Día 3 en la biblioteca, año 1345 del periodo Nurgën

 

      Al cabo de un rato, coincidimos en la repisa donde se guardaba la cristalería.

      —Gracias —murmuró, de pronto, sin parar de buscar.

      —No hay de qué —dije sonriendo—. Seguro que vos… —pero, antes de que pudiera terminar de hablar, selló mis labios con una de sus alas.

      —Si vuelves a tratarme de vos una vez más, no volverás a probar tranquila un té bajo este techo, ¿entendido? —me amenazó, clavando sus dorados ojos sobre mí.

      Aunque sus palabras consiguieron erizarme la piel de la nuca, no pude evitar sonreír.

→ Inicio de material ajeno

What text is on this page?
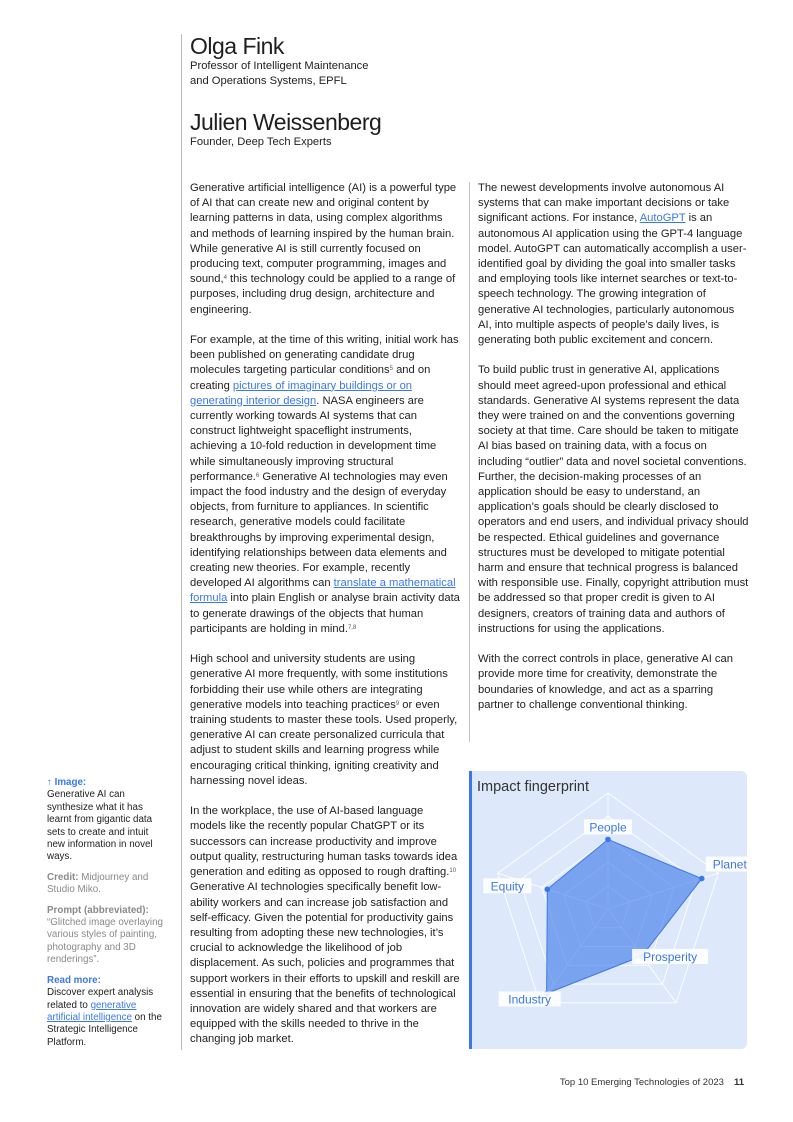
Olga Fink
Professor of Intelligent Maintenance
and Operations Systems, EPFL
Julien Weissenberg
Founder, Deep Tech Experts

Generative artificial intelligence (AI) is a powerful type of AI that can create new and original content by learning patterns in data, using complex algorithms and methods of learning inspired by the human brain. While generative AI is still currently focused on producing text, computer programming, images and sound,$^4$ this technology could be applied to a range of purposes, including drug design, architecture and engineering.

For example, at the time of this writing, initial work has been published on generating candidate drug molecules targeting particular conditions$^5$ and on creating pictures of imaginary buildings or on generating interior design. NASA engineers are currently working towards AI systems that can construct lightweight spaceflight instruments, achieving a 10-fold reduction in development time while simultaneously improving structural performance.$^6$ Generative AI technologies may even impact the food industry and the design of everyday objects, from furniture to appliances. In scientific research, generative models could facilitate breakthroughs by improving experimental design, identifying relationships between data elements and creating new theories. For example, recently developed AI algorithms can translate a mathematical formula into plain English or analyse brain activity data to generate drawings of the objects that human participants are holding in mind.$^{7,8}$

High school and university students are using generative AI more frequently, with some institutions forbidding their use while others are integrating generative models into teaching practices$^9$ or even training students to master these tools. Used properly, generative AI can create personalized curricula that adjust to student skills and learning progress while encouraging critical thinking, igniting creativity and harnessing novel ideas.

In the workplace, the use of AI-based language models like the recently popular ChatGPT or its successors can increase productivity and improve output quality, restructuring human tasks towards idea generation and editing as opposed to rough drafting.$^{10}$ Generative AI technologies specifically benefit low-ability workers and can increase job satisfaction and self-efficacy. Given the potential for productivity gains resulting from adopting these new technologies, it’s crucial to acknowledge the likelihood of job displacement. As such, policies and programmes that support workers in their efforts to upskill and reskill are essential in ensuring that the benefits of technological innovation are widely shared and that workers are equipped with the skills needed to thrive in the changing job market.

The newest developments involve autonomous AI systems that can make important decisions or take significant actions. For instance, AutoGPT is an autonomous AI application using the GPT-4 language model. AutoGPT can automatically accomplish a user-identified goal by dividing the goal into smaller tasks and employing tools like internet searches or text-to-speech technology. The growing integration of generative AI technologies, particularly autonomous AI, into multiple aspects of people’s daily lives, is generating both public excitement and concern.

To build public trust in generative AI, applications should meet agreed-upon professional and ethical standards. Generative AI systems represent the data they were trained on and the conventions governing society at that time. Care should be taken to mitigate AI bias based on training data, with a focus on including “outlier” data and novel societal conventions. Further, the decision-making processes of an application should be easy to understand, an application’s goals should be clearly disclosed to operators and end users, and individual privacy should be respected. Ethical guidelines and governance structures must be developed to mitigate potential harm and ensure that technical progress is balanced with responsible use. Finally, copyright attribution must be addressed so that proper credit is given to AI designers, creators of training data and authors of instructions for using the applications.

With the correct controls in place, generative AI can provide more time for creativity, demonstrate the boundaries of knowledge, and act as a sparring partner to challenge conventional thinking.

↑ Image:
Generative AI can synthesize what it has learnt from gigantic data sets to create and intuit new information in novel ways.
Credit: Midjourney and Studio Miko.
Prompt (abbreviated):
“Glitched image overlaying various styles of painting, photography and 3D renderings”.
Read more:
Discover expert analysis related to generative artificial intelligence on the Strategic Intelligence Platform.
Impact fingerprint
People
Planet
Prosperity
Industry
Equity
Top 10 Emerging Technologies of 2023 11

      —Ja, ja, ja, de acuerdo, no lo volveré hacer —aseguré mientras terminaba de apartar las últimas copas de la balda más alta.

      Por desgracia, aquel era el último recoveco que nos quedaba por mirar y, como me temía, ahí no había nada.

      —¡Maldita sea! ¡¿Dónde demonios las habrá puesto?! —exclamó sulfurada estrellando una de las copas contra el suelo.

      —Puede que no estén aquí, la biblioteca es enorme —argumenté intentando animarla mientras esquivaba el estropicio para no cortarme.

      —¡NO! ¡Tienen que estar aquí! —aseveró frustrada, recorriendo con los ojos el enorme mueble para asegurarse que no había pasado nada por alto—. Pero ¿dónde? ¡¿DÓNDE?!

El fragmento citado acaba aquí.